To start we introduce the Lagrange primal which we want to minimize on w and b
\mathcal L_1(w, b, \alpha) = \lambda\frac{1}{2}||w||^2 - \sum_{i=1}^n \alpha_i (y_i(w^T\varphi(x_i) - b) - 1)
subject to \alpha_i \ge 0. This is not enough since we want to get rid of the \varphi. Thus we attempt to minimize on w and b to derive the dual:
\frac{\partial \mathcal L_1}{\partial w} = 0 = \lambda w - \sum_{i=1}^n \alpha_i y_i \varphi(x_i) \implies w = \sum_{i=1}^n \alpha_i y_i \varphi(x_i)
\frac{\partial \mathcal L_1}{\partial b} = 0 = -\sum_{i=1}^n \alpha_i y_i \implies \sum_{i=1}^n \alpha_i y_i = 0
Which yields the dual which has to be minimized as
\begin{aligned} \mathcal L_2(\alpha) &= \frac{1}{2}\sum_{i=1}^n\sum_{j=1}^n y_i \alpha_i \varphi(x_i) \cdot \varphi(x_j) y_j \alpha_j - \sum_{i=1}^n \alpha_i \\ &= \frac{1}{2}\sum_{i=1}^n\sum_{j=1}^n y_i \alpha_i k(x_i, x_j) y_j \alpha_j - \sum_{i=1}^n \alpha_i \\ \end{aligned}
Subject to \sum_{i=1}^n \alpha_i y_i = 0 and 0 \le \alpha_i \le \lambda^{-1}. To solve this one has to use quadratic optimization which is well beyond the scope of this document. A popular approach is the SMO algorithm (J. Platt 1998).
In the new space w can be expressed as the following linear combination, for c support vectors (ie. those with \alpha_i > 0):
w = \sum_{j=1}^c \alpha_j y_j \varphi(x_j)
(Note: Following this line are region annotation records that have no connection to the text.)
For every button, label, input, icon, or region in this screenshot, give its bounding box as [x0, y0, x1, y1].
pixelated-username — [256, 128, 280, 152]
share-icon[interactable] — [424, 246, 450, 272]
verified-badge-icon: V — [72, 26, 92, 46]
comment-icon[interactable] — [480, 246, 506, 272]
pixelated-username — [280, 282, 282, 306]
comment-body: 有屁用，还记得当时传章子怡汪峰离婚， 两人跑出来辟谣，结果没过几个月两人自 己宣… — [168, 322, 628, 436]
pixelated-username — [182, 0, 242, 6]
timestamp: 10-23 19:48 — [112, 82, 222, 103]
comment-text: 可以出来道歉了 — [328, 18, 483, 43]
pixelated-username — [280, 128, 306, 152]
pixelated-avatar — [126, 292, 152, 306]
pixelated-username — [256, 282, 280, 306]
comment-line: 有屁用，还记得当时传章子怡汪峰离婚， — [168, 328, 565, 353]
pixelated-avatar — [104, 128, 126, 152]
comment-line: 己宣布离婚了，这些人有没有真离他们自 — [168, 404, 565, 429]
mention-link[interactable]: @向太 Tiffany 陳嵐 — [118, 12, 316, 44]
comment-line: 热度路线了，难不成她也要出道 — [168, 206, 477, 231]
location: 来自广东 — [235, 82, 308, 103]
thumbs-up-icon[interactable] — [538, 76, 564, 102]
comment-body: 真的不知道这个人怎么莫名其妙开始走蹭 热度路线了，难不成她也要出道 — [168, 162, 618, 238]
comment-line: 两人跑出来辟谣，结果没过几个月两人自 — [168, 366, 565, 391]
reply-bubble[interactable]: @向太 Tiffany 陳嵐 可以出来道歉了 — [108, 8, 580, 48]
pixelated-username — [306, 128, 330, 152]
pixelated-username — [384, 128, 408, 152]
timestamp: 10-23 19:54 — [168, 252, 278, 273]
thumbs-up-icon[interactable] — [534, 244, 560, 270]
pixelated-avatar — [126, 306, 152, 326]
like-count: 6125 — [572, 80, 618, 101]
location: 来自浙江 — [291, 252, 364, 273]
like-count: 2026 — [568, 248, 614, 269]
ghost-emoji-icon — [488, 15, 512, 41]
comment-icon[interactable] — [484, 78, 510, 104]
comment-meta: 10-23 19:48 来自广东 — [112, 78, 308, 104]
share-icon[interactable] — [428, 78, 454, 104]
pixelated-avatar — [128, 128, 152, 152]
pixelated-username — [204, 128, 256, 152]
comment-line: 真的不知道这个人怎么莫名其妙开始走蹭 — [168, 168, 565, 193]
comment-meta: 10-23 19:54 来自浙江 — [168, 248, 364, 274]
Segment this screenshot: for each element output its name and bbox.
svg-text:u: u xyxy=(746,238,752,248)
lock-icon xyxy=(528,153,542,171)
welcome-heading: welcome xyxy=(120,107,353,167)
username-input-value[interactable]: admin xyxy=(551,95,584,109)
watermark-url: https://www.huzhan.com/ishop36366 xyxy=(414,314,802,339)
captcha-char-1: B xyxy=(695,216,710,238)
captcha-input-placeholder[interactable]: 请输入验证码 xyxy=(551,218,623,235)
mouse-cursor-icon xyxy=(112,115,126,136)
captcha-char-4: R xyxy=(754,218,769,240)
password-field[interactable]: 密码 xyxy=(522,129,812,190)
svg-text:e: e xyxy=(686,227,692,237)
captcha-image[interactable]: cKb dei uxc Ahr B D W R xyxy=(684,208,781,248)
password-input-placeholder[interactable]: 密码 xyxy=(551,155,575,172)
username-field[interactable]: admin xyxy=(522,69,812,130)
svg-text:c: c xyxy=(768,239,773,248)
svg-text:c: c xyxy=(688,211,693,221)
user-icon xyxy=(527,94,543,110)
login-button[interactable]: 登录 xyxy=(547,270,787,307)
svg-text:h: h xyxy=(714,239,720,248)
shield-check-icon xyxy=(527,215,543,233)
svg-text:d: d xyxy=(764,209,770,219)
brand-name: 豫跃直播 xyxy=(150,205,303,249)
And b can be computed from the support vectors as well:
\begin{aligned} b &= \frac{1}{n} \sum_{i=1}^n w\cdot\varphi(x_i) - y_i \\ &= \frac{1}{n} \sum_{i=1}^n \sum_{j=1}^c \alpha_j y_j k(x_j, x_i) - y_i \end{aligned}
Then we can return to our predictor function
\begin{aligned} p(x) &= \text{sign}(w \cdot \varphi(x) - b) \\ &= \text{sign}(\sum_{i=1}^c \alpha_i y_i \varphi(x_i) \cdot \varphi(x) - b) \\ &= \text{sign}(\sum_{i=1}^c \alpha_i y_i \langle \varphi(x_i), \varphi(x) \rangle - b) \\ &= \text{sign}(\sum_{i=1}^c \alpha_i y_i k(x_i, x) - b) \\ \end{aligned}
Many kernel function exist and can be used for different use cases. A common choice for a kernel function is the basis radial function, it has a single hyperparameter \gamma > 0:
\text{rbf}(x, y) = \exp(-\gamma||x - y||^2)
See non_linear_svm.jl for a practical implementation of a SVM with a \text{rbf} kernel trained on a non linearly separable dataset.
If the amount of classes is larger than 2, we can construct multiple SVM and treat them as a single larger SVM. There are many popular techniques for that, but here two most popular approaches will be mentioned. Let there be m classes.
In the case of one-versus-all the prediction function has to be reformulated unlike in the one-versus-one case. However, one-versus-one comes with a \binom{m}{2} = \mathcal O(m^2) quadratic amount of SVMs unlike the m = \mathcal O(m) linear one for one-versus-all. Thus the one-versus-one approach will scale horribly for larger values of m.
See multiclass_svm.jl for a practical implementation of a multiclass SVM using the one-versus-all approach.